What are Angular guards?

Why Interviewers Ask This

This question tests conceptual clarity. Interviewers want to hear a precise, confident definition before moving to more complex Angular topics. It also reveals how well you can explain technical ideas to non-experts.

Answer

Angular route guards are interfaces that control access to routes. They can prevent navigation to a route, prevent navigation away from a route, or preload data for a route. Types: (1) CanActivate: determines if a route can be activated. Used for authentication: return true to allow, false or UrlTree to redirect. canActivate: [AuthGuard]; (2) CanActivateChild: same as CanActivate but for child routes; (3) CanDeactivate: determines if you can leave a route.
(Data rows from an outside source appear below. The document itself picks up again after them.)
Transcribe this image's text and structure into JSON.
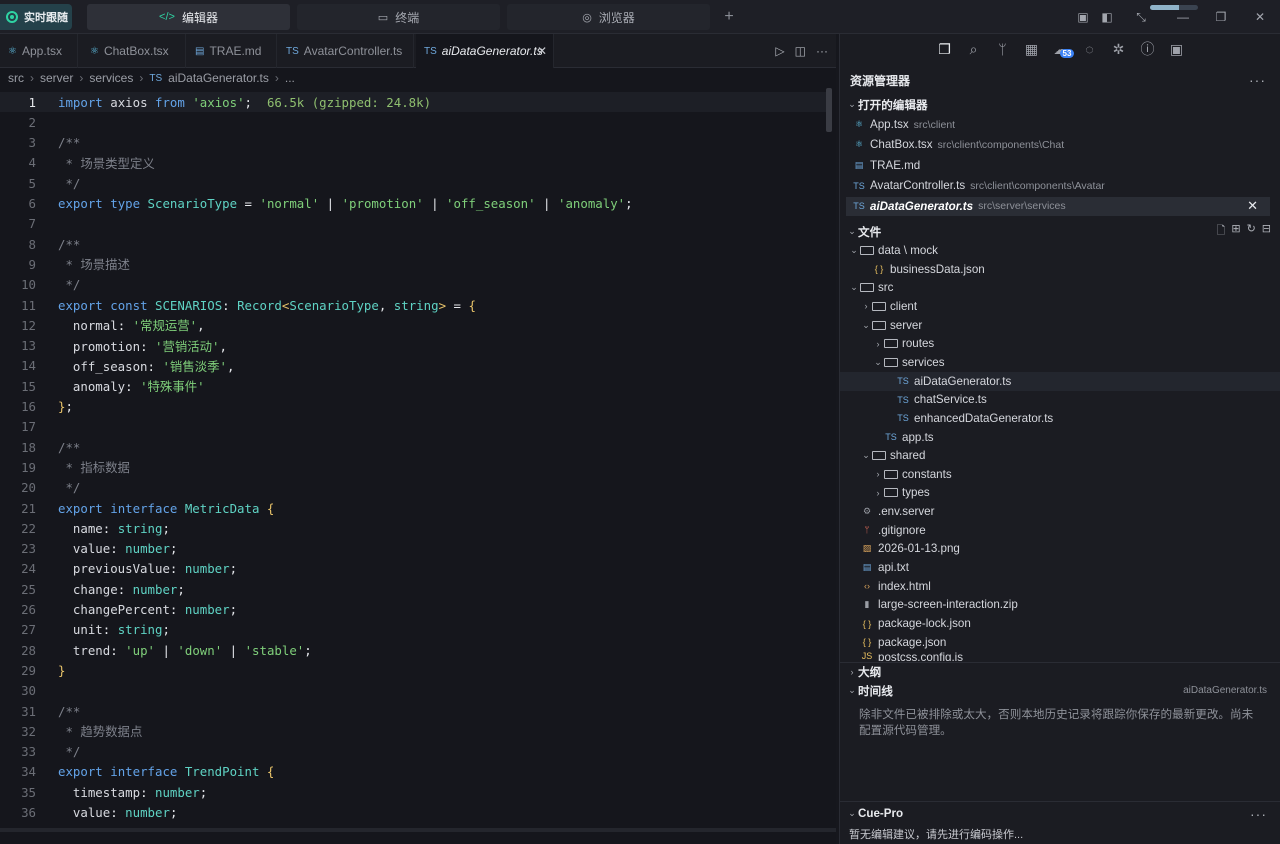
{
  "topbar": {
    "live_label": "实时跟随",
    "modes": [
      {
        "label": "编辑器",
        "icon": "code-icon",
        "active": true
      },
      {
        "label": "终端",
        "icon": "terminal-icon",
        "active": false
      },
      {
        "label": "浏览器",
        "icon": "browser-icon",
        "active": false
      }
    ],
    "add_label": "+",
    "progress": 0.6
  },
  "tabs": [
    {
      "label": "App.tsx",
      "icon": "react-icon",
      "icon_glyph": "⚛"
    },
    {
      "label": "ChatBox.tsx",
      "icon": "react-icon",
      "icon_glyph": "⚛"
    },
    {
      "label": "TRAE.md",
      "icon": "markdown-icon",
      "icon_glyph": "▤"
    },
    {
      "label": "AvatarController.ts",
      "icon": "ts-icon",
      "icon_glyph": "TS"
    },
    {
      "label": "aiDataGenerator.ts",
      "icon": "ts-icon",
      "icon_glyph": "TS",
      "active": true
    }
  ],
  "breadcrumb": [
    "src",
    "server",
    "services",
    "aiDataGenerator.ts",
    "..."
  ],
  "code_lines": [
    {
      "n": "1",
      "html": "<span class='k'>import</span> <span class='v'>axios</span> <span class='k'>from</span> <span class='s'>'axios'</span><span class='p'>;</span>  <span class='h'>66.5k (gzipped: 24.8k)</span>",
      "cur": true
    },
    {
      "n": "2",
      "html": ""
    },
    {
      "n": "3",
      "html": "<span class='c'>/**</span>"
    },
    {
      "n": "4",
      "html": "<span class='c'> * 场景类型定义</span>"
    },
    {
      "n": "5",
      "html": "<span class='c'> */</span>"
    },
    {
      "n": "6",
      "html": "<span class='k'>export</span> <span class='k'>type</span> <span class='t'>ScenarioType</span> <span class='p'>=</span> <span class='s'>'normal'</span> <span class='p'>|</span> <span class='s'>'promotion'</span> <span class='p'>|</span> <span class='s'>'off_season'</span> <span class='p'>|</span> <span class='s'>'anomaly'</span><span class='p'>;</span>"
    },
    {
      "n": "7",
      "html": ""
    },
    {
      "n": "8",
      "html": "<span class='c'>/**</span>"
    },
    {
      "n": "9",
      "html": "<span class='c'> * 场景描述</span>"
    },
    {
      "n": "10",
      "html": "<span class='c'> */</span>"
    },
    {
      "n": "11",
      "html": "<span class='k'>export</span> <span class='k'>const</span> <span class='t'>SCENARIOS</span><span class='p'>:</span> <span class='t'>Record</span><span class='b'>&lt;</span><span class='t'>ScenarioType</span><span class='p'>,</span> <span class='t'>string</span><span class='b'>&gt;</span> <span class='p'>=</span> <span class='b'>{</span>"
    },
    {
      "n": "12",
      "html": "  <span class='v'>normal</span><span class='p'>:</span> <span class='s'>'常规运营'</span><span class='p'>,</span>"
    },
    {
      "n": "13",
      "html": "  <span class='v'>promotion</span><span class='p'>:</span> <span class='s'>'营销活动'</span><span class='p'>,</span>"
    },
    {
      "n": "14",
      "html": "  <span class='v'>off_season</span><span class='p'>:</span> <span class='s'>'销售淡季'</span><span class='p'>,</span>"
    },
    {
      "n": "15",
      "html": "  <span class='v'>anomaly</span><span class='p'>:</span> <span class='s'>'特殊事件'</span>"
    },
    {
      "n": "16",
      "html": "<span class='b'>}</span><span class='p'>;</span>"
    },
    {
      "n": "17",
      "html": ""
    },
    {
      "n": "18",
      "html": "<span class='c'>/**</span>"
    },
    {
      "n": "19",
      "html": "<span class='c'> * 指标数据</span>"
    },
    {
      "n": "20",
      "html": "<span class='c'> */</span>"
    },
    {
      "n": "21",
      "html": "<span class='k'>export</span> <span class='k'>interface</span> <span class='t'>MetricData</span> <span class='b'>{</span>"
    },
    {
      "n": "22",
      "html": "  <span class='v'>name</span><span class='p'>:</span> <span class='t'>string</span><span class='p'>;</span>"
    },
    {
      "n": "23",
      "html": "  <span class='v'>value</span><span class='p'>:</span> <span class='t'>number</span><span class='p'>;</span>"
    },
    {
      "n": "24",
      "html": "  <span class='v'>previousValue</span><span class='p'>:</span> <span class='t'>number</span><span class='p'>;</span>"
    },
    {
      "n": "25",
      "html": "  <span class='v'>change</span><span class='p'>:</span> <span class='t'>number</span><span class='p'>;</span>"
    },
    {
      "n": "26",
      "html": "  <span class='v'>changePercent</span><span class='p'>:</span> <span class='t'>number</span><span class='p'>;</span>"
    },
    {
      "n": "27",
      "html": "  <span class='v'>unit</span><span class='p'>:</span> <span class='t'>string</span><span class='p'>;</span>"
    },
    {
      "n": "28",
      "html": "  <span class='v'>trend</span><span class='p'>:</span> <span class='s'>'up'</span> <span class='p'>|</span> <span class='s'>'down'</span> <span class='p'>|</span> <span class='s'>'stable'</span><span class='p'>;</span>"
    },
    {
      "n": "29",
      "html": "<span class='b'>}</span>"
    },
    {
      "n": "30",
      "html": ""
    },
    {
      "n": "31",
      "html": "<span class='c'>/**</span>"
    },
    {
      "n": "32",
      "html": "<span class='c'> * 趋势数据点</span>"
    },
    {
      "n": "33",
      "html": "<span class='c'> */</span>"
    },
    {
      "n": "34",
      "html": "<span class='k'>export</span> <span class='k'>interface</span> <span class='t'>TrendPoint</span> <span class='b'>{</span>"
    },
    {
      "n": "35",
      "html": "  <span class='v'>timestamp</span><span class='p'>:</span> <span class='t'>number</span><span class='p'>;</span>"
    },
    {
      "n": "36",
      "html": "  <span class='v'>value</span><span class='p'>:</span> <span class='t'>number</span><span class='p'>;</span>"
    }
  ],
  "sidebar": {
    "explorer_title": "资源管理器",
    "open_editors_title": "打开的编辑器",
    "open_editors": [
      {
        "name": "App.tsx",
        "path": "src\\client",
        "icon": "react-icon",
        "glyph": "⚛",
        "cls": "cyan"
      },
      {
        "name": "ChatBox.tsx",
        "path": "src\\client\\components\\Chat",
        "icon": "react-icon",
        "glyph": "⚛",
        "cls": "cyan"
      },
      {
        "name": "TRAE.md",
        "path": "",
        "icon": "markdown-icon",
        "glyph": "▤",
        "cls": "blue"
      },
      {
        "name": "AvatarController.ts",
        "path": "src\\client\\components\\Avatar",
        "icon": "ts-icon",
        "glyph": "TS",
        "cls": "blue"
      },
      {
        "name": "aiDataGenerator.ts",
        "path": "src\\server\\services",
        "icon": "ts-icon",
        "glyph": "TS",
        "cls": "blue",
        "selected": true
      }
    ],
    "files_title": "文件",
    "tree": [
      {
        "name": "data \\ mock",
        "depth": 0,
        "type": "folder",
        "open": true
      },
      {
        "name": "businessData.json",
        "depth": 1,
        "type": "file",
        "glyph": "{ }",
        "cls": "yel",
        "icon": "json-icon"
      },
      {
        "name": "src",
        "depth": 0,
        "type": "folder",
        "open": true
      },
      {
        "name": "client",
        "depth": 1,
        "type": "folder",
        "open": false
      },
      {
        "name": "server",
        "depth": 1,
        "type": "folder",
        "open": true
      },
      {
        "name": "routes",
        "depth": 2,
        "type": "folder",
        "open": false
      },
      {
        "name": "services",
        "depth": 2,
        "type": "folder",
        "open": true
      },
      {
        "name": "aiDataGenerator.ts",
        "depth": 3,
        "type": "file",
        "glyph": "TS",
        "cls": "blue",
        "icon": "ts-icon",
        "hl": true
      },
      {
        "name": "chatService.ts",
        "depth": 3,
        "type": "file",
        "glyph": "TS",
        "cls": "blue",
        "icon": "ts-icon"
      },
      {
        "name": "enhancedDataGenerator.ts",
        "depth": 3,
        "type": "file",
        "glyph": "TS",
        "cls": "blue",
        "icon": "ts-icon"
      },
      {
        "name": "app.ts",
        "depth": 2,
        "type": "file",
        "glyph": "TS",
        "cls": "blue",
        "icon": "ts-icon"
      },
      {
        "name": "shared",
        "depth": 1,
        "type": "folder",
        "open": true
      },
      {
        "name": "constants",
        "depth": 2,
        "type": "folder",
        "open": false
      },
      {
        "name": "types",
        "depth": 2,
        "type": "folder",
        "open": false
      },
      {
        "name": ".env.server",
        "depth": 0,
        "type": "file",
        "glyph": "⚙",
        "cls": "gray",
        "icon": "settings-file-icon"
      },
      {
        "name": ".gitignore",
        "depth": 0,
        "type": "file",
        "glyph": "ᛘ",
        "cls": "red",
        "icon": "git-icon"
      },
      {
        "name": "2026-01-13.png",
        "depth": 0,
        "type": "file",
        "glyph": "▨",
        "cls": "org",
        "icon": "image-file-icon"
      },
      {
        "name": "api.txt",
        "depth": 0,
        "type": "file",
        "glyph": "▤",
        "cls": "blue",
        "icon": "text-file-icon"
      },
      {
        "name": "index.html",
        "depth": 0,
        "type": "file",
        "glyph": "‹›",
        "cls": "org",
        "icon": "html-icon"
      },
      {
        "name": "large-screen-interaction.zip",
        "depth": 0,
        "type": "file",
        "glyph": "▮",
        "cls": "gray",
        "icon": "zip-icon"
      },
      {
        "name": "package-lock.json",
        "depth": 0,
        "type": "file",
        "glyph": "{ }",
        "cls": "yel",
        "icon": "json-icon"
      },
      {
        "name": "package.json",
        "depth": 0,
        "type": "file",
        "glyph": "{ }",
        "cls": "yel",
        "icon": "json-icon"
      },
      {
        "name": "postcss.config.js",
        "depth": 0,
        "type": "file",
        "glyph": "JS",
        "cls": "yel",
        "icon": "js-icon"
      }
    ],
    "outline_title": "大纲",
    "timeline_title": "时间线",
    "timeline_file": "aiDataGenerator.ts",
    "timeline_note": "除非文件已被排除或太大，否则本地历史记录将跟踪你保存的最新更改。尚未配置源代码管理。",
    "cue_title": "Cue-Pro",
    "cue_note": "暂无编辑建议，请先进行编码操作...",
    "activity_badge": "53",
    "more": "···"
  }
}
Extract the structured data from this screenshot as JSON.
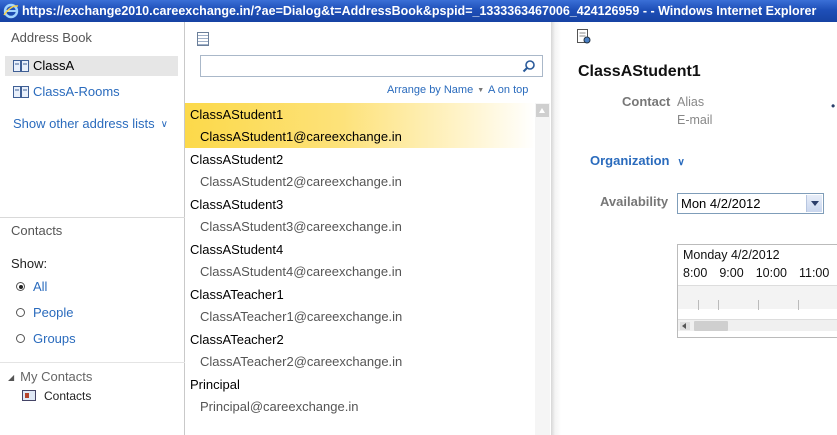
{
  "window": {
    "title": "https://exchange2010.careexchange.in/?ae=Dialog&t=AddressBook&pspid=_1333363467006_424126959 - - Windows Internet Explorer"
  },
  "left": {
    "address_book_title": "Address Book",
    "books": [
      {
        "label": "ClassA",
        "selected": true
      },
      {
        "label": "ClassA-Rooms",
        "selected": false
      }
    ],
    "show_other": "Show other address lists",
    "contacts_title": "Contacts",
    "show_label": "Show:",
    "filters": [
      {
        "label": "All",
        "checked": true
      },
      {
        "label": "People",
        "checked": false
      },
      {
        "label": "Groups",
        "checked": false
      }
    ],
    "my_contacts": "My Contacts",
    "contacts_leaf": "Contacts"
  },
  "middle": {
    "search": {
      "value": "",
      "placeholder": ""
    },
    "arrange_label": "Arrange by Name",
    "order_label": "A on top",
    "entries": [
      {
        "name": "ClassAStudent1",
        "email": "ClassAStudent1@careexchange.in",
        "selected": true
      },
      {
        "name": "ClassAStudent2",
        "email": "ClassAStudent2@careexchange.in",
        "selected": false
      },
      {
        "name": "ClassAStudent3",
        "email": "ClassAStudent3@careexchange.in",
        "selected": false
      },
      {
        "name": "ClassAStudent4",
        "email": "ClassAStudent4@careexchange.in",
        "selected": false
      },
      {
        "name": "ClassATeacher1",
        "email": "ClassATeacher1@careexchange.in",
        "selected": false
      },
      {
        "name": "ClassATeacher2",
        "email": "ClassATeacher2@careexchange.in",
        "selected": false
      },
      {
        "name": "Principal",
        "email": "Principal@careexchange.in",
        "selected": false
      }
    ]
  },
  "right": {
    "person_name": "ClassAStudent1",
    "contact_label": "Contact",
    "alias_label": "Alias",
    "email_label": "E-mail",
    "organization_label": "Organization",
    "availability_label": "Availability",
    "date_value": "Mon 4/2/2012",
    "calendar": {
      "day": "Monday 4/2/2012",
      "hours": [
        "8:00",
        "9:00",
        "10:00",
        "11:00"
      ]
    }
  },
  "colors": {
    "link": "#2a6bbd",
    "selection": "#fcd94a",
    "titlebar": "#1e4fb8"
  }
}
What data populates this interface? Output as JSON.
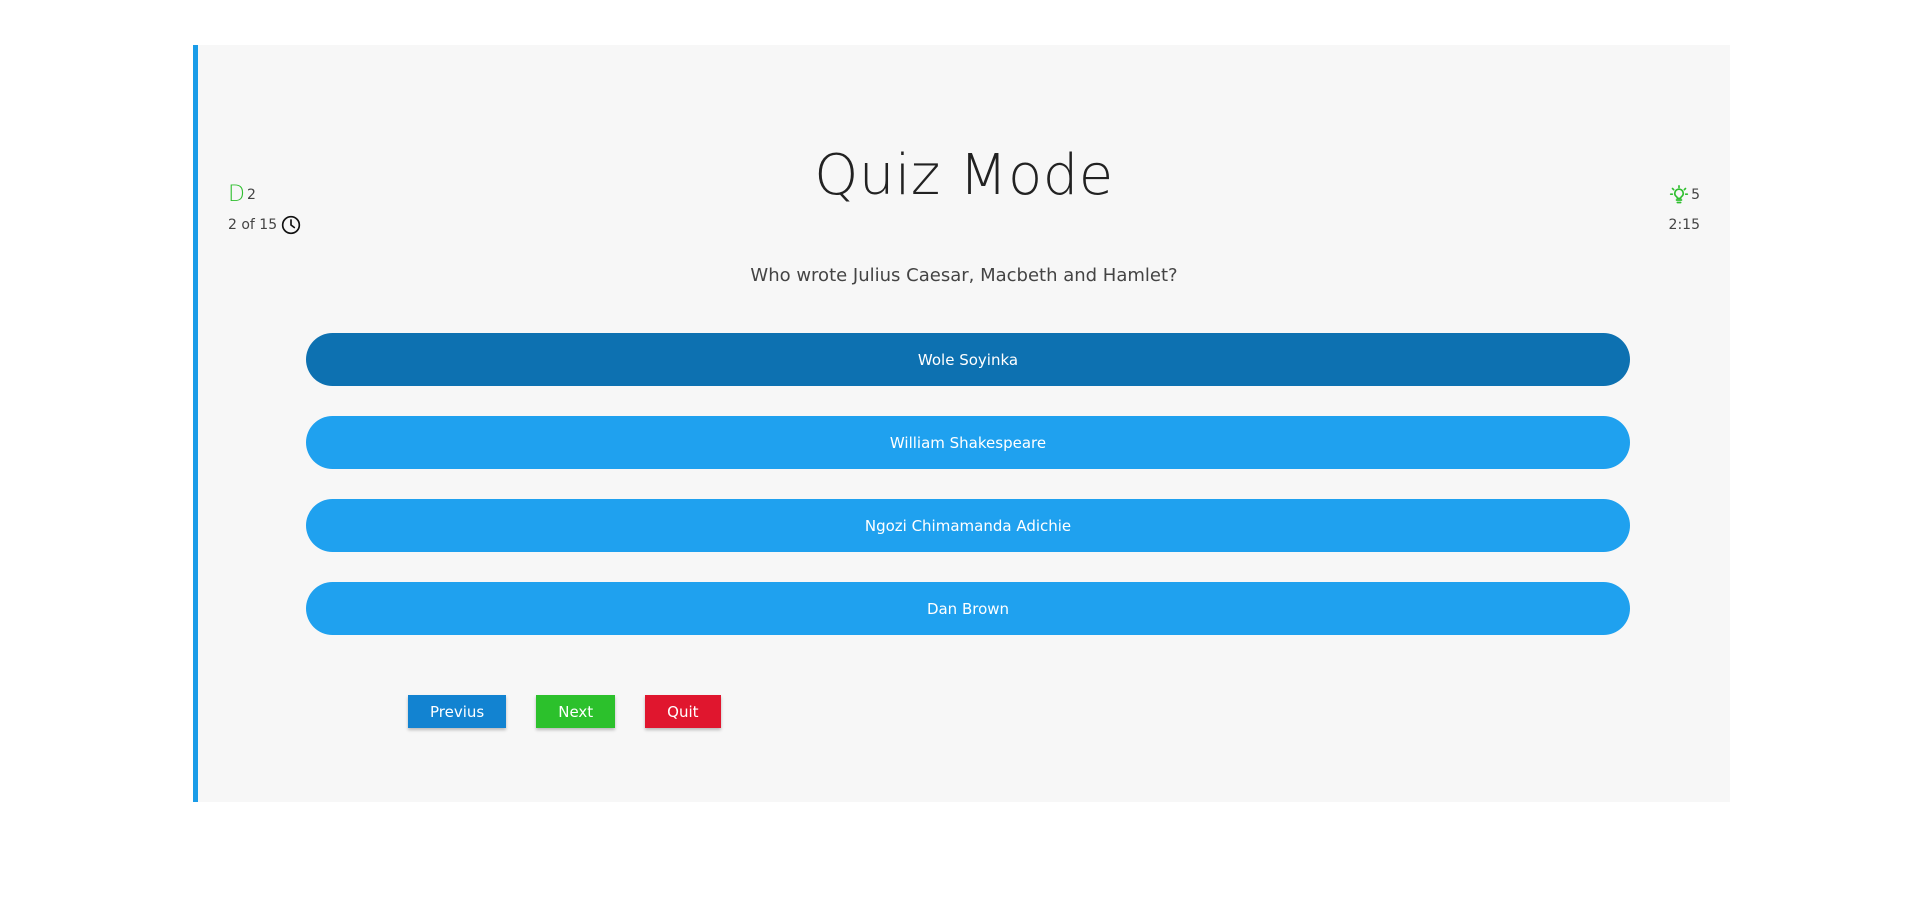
{
  "page": {
    "title": "Quiz Mode"
  },
  "stats": {
    "fifty_fifty_count": "2",
    "progress": "2 of 15",
    "hints_count": "5",
    "timer": "2:15"
  },
  "question": {
    "text": "Who wrote Julius Caesar, Macbeth and Hamlet?"
  },
  "options": [
    {
      "label": "Wole Soyinka",
      "selected": true
    },
    {
      "label": "William Shakespeare",
      "selected": false
    },
    {
      "label": "Ngozi Chimamanda Adichie",
      "selected": false
    },
    {
      "label": "Dan Brown",
      "selected": false
    }
  ],
  "controls": {
    "previous_label": "Previus",
    "next_label": "Next",
    "quit_label": "Quit"
  },
  "colors": {
    "accent": "#1fa1ef",
    "selected": "#0d71b1",
    "next": "#2cc12c",
    "quit": "#e0162e",
    "previous": "#1283d1",
    "green_icon": "#2fbf2f"
  },
  "icons": {
    "fifty_fifty": "fifty-fifty-icon",
    "clock": "clock-icon",
    "hint": "lightbulb-icon"
  }
}
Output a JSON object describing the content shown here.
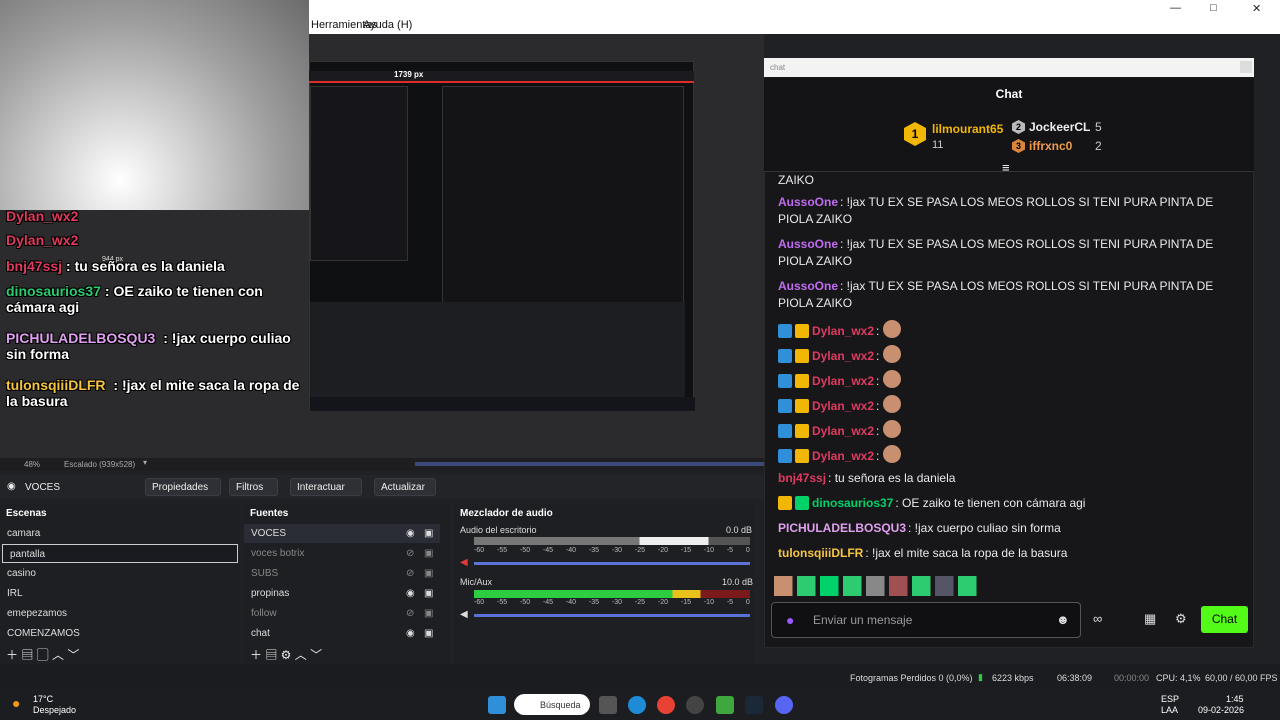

Used for "unsaved changes" warnings — return false to stay, true to leave. Generic: CanDeactivate<ComponentWithUnsavedChanges>; (4) CanLoad / CanMatch (Angular 15+): determines if a lazy module can be loaded. Prevents downloading the module code if the user shouldn't have access. Modern functional guards (Angular 14+): guards can now be plain functions instead of classes: export const authGuard: CanActivateFn = (route, state) => { return inject(AuthService).isLoggedIn() ? true : inject(Router).createUrlTree(["/login"]); };. Using guards in routes: { path: "dashboard", component: DashboardComponent, canActivate: [authGuard] }. AuthGuard example: check if user is authenticated → if yes, return true → if no, navigate to login with return URL: return this.router.createUrlTree(["/login"], { queryParams: { returnUrl: state.url } }). Resolvers: not technically guards but route lifecycle hook that pre-fetches data before navigation completes: resolve: { userData: UserResolver }.

Pro Tip

Demonstrate both theoretical understanding and practical experience. Say what it is, then give an example of how you actually used it in a Angular codebase.